Although part of the long line of YDS 250cc two-stroke twins, Yamaha took the slightly oddball decision to drop the ‘Y’ prefix which had been part and parcel of the scene from Day One.
For the 1969 model year, Yamaha officially referred to the new, learner legal, quarter-litre machine as the DS6 (or DS6B stateside).
And even today on Yamaha’s own website the bike’s description misses out that letter Y, which is rather odd as the machine that took over from the DS6 was to be called the YDS7… strange logic to say the least! The DS6 was the final iteration of the long-running vertically split twin engine layout that traced its origins back to early 1950s Germany, as we’ve previously seen.
Quite why Yamaha saw fit to run this engine layout for so long is something of an enigma when, by late 1966, they were ready to launch the horizontally split engine as seen on the YR1 350.
Typical of both the Japanese factories in general, and Yamaha in particular, the final hurrah for the vertically split twins used very little from the outgoing YDS5E.
Why the Yamaha factory even considered tooling up for a new model that was only ever going to be on the sales list for a single year might be anyone’s guess, yet perhaps there was method in their madness.
The YDS5E was what you might call cosmetically challenged and its looks arguably never did do it any real favours.
The DS6 was a serious cosmetic revision of what was there and brought the 250 twin into line with much of the contemporary range.
Gone was the gawky tank with its large and obtrusive rubber knee pads and bolt-on chrome panels; also ousted were the oddly angular side panel and oil tank. In their place were much more rounded and elegantly proportioned panels that looked almost organic compared to the old model.

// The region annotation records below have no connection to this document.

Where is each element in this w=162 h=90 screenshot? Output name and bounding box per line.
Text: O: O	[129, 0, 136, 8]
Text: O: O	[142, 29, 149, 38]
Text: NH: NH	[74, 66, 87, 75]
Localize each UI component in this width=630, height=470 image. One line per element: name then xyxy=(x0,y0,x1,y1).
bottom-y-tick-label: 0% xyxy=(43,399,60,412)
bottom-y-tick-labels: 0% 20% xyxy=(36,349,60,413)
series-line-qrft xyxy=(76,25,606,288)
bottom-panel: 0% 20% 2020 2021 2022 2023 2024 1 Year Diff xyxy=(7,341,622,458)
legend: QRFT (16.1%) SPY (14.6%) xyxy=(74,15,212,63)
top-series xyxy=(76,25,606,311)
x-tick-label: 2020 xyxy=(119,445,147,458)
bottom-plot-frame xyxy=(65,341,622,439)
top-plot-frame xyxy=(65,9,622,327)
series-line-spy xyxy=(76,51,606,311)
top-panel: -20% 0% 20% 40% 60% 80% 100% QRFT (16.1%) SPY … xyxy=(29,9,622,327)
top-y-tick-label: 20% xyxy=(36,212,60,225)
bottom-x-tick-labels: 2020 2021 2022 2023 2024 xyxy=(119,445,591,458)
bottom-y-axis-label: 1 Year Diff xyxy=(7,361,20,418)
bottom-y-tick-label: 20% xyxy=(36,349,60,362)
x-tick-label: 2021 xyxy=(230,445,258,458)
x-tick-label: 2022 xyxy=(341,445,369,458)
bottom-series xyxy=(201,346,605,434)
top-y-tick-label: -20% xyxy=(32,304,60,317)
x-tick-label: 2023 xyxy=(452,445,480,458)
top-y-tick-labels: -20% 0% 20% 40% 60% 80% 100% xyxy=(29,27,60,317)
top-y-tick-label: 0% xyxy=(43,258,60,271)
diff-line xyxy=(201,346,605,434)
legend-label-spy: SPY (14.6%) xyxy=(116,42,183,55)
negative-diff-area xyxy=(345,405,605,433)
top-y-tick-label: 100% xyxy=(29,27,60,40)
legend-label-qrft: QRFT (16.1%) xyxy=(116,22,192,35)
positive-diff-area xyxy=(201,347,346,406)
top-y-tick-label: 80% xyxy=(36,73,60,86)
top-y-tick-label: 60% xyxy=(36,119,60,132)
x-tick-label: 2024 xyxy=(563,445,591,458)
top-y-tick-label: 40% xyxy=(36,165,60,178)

And yet, even if Yamaha were once again going to bill the machine as a sports twin, it would still run shrouded suspension front and rear along with vestigial rubber knee pads.
The DS6 was still expected to be all things to all men and women apparently.
Unique to the DS6 was a pair of cigar-shaped exhausts sporting tulip-shaped outlets; nothing else in Yamaha’s catalogue before or since has featured silencers like those on the DS6.